PEDOT:PSS-modified cotton conductive thread for mass manufacturing of textile-based electrical wearable sensors by computerized embroidery

The textile industry has advanced processes that allow computerized manufacturing of garments at large volumes with precise visual patterns. The industry, however, is not able to mass fabricate clothes with seamlessly integrated wearable sensors, using its precise methods of fabrication (such as computerized embroidery). This is due to the lack of conductive threads compatible with standard manufacturing methods used in industry. In this work, we report a low-cost poly(3,4-ethylenediox ythiophene) polystyrene sulfonate (PEDOT:PSS)-modified cotton conductive thread (PECOTEX) that is compatible with computerized embroidery. The PECOTEX was produced using a crosslinking reaction between PEDOT:PSS and cotton thread using divinyl sulfone as the crosslinker. We extensively characterized and optimized our formulations to create a mechanically robust conductive thread that can be produced in large quantities in a roll-to-roll fashion. Using PECOTEX and a domestic computerized embroidery machine, we produced a series of wearable electrical sensors including a facemask for monitoring breathing, a t-shirt for monitoring heart activity and textile-based gas sensors for monitoring ammonia as technology demonstrators. PECOTEX has the potential to enable mass manufacturing of new classes of low-cost wearable sensors integrated into everyday clothes.

Automated summary

The textile industry has advanced processes for manufacturing garments with precise visual patterns.
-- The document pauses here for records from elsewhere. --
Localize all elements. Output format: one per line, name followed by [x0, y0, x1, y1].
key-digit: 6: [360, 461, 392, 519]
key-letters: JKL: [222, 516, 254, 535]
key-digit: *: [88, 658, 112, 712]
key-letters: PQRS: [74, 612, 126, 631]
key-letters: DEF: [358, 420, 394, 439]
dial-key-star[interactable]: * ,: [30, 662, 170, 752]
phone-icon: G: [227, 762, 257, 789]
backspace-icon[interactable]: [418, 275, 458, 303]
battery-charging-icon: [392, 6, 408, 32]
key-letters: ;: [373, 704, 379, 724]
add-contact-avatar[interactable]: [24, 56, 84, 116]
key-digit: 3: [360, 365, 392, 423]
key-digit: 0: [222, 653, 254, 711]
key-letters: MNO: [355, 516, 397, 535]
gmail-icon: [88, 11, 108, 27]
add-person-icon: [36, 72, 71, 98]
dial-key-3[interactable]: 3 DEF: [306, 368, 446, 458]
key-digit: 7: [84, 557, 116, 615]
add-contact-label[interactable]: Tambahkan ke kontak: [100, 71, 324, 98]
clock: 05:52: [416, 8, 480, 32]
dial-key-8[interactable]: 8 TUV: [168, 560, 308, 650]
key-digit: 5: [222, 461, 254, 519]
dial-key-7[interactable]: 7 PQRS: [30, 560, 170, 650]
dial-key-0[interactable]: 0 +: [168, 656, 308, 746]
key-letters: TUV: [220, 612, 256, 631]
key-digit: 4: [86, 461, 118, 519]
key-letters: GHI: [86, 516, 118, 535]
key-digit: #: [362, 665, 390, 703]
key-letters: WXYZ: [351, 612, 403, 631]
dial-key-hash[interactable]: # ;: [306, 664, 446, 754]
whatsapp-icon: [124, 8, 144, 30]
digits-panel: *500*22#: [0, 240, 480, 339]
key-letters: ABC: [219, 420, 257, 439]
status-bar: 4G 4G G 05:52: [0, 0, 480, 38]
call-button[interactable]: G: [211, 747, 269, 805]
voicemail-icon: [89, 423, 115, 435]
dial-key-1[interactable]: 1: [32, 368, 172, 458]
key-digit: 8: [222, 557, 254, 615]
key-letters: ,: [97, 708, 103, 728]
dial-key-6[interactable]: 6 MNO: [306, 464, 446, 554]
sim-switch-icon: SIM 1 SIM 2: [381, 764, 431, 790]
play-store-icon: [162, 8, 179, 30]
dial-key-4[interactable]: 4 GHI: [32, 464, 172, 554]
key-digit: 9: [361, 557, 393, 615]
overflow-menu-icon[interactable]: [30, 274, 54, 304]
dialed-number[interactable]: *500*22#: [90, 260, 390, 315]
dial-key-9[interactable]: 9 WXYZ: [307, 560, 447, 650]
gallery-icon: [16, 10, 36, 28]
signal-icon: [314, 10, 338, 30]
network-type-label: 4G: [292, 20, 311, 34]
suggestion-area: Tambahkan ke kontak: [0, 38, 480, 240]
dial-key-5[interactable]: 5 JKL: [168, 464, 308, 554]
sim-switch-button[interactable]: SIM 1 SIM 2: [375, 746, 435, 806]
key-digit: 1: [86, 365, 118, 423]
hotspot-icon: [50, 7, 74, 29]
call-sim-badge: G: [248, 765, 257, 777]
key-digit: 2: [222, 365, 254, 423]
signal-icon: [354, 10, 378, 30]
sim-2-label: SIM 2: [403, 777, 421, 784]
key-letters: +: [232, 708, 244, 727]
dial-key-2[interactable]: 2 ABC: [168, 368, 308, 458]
However, it lacks the capability to fabricate clothes with seamlessly integrated wearable sensors due to the lack of conductive threads compatible with standard manufacturing methods. In this study, we developed a low-cost conductive thread that is compatible with computerized embroidery. We successfully produced wearable electrical sensors, including a facemask for monitoring breathing and a t-shirt for monitoring heart activity, using this conductive thread. This development has the potential to enable mass manufacturing of low-cost wearable sensors integrated into everyday clothes.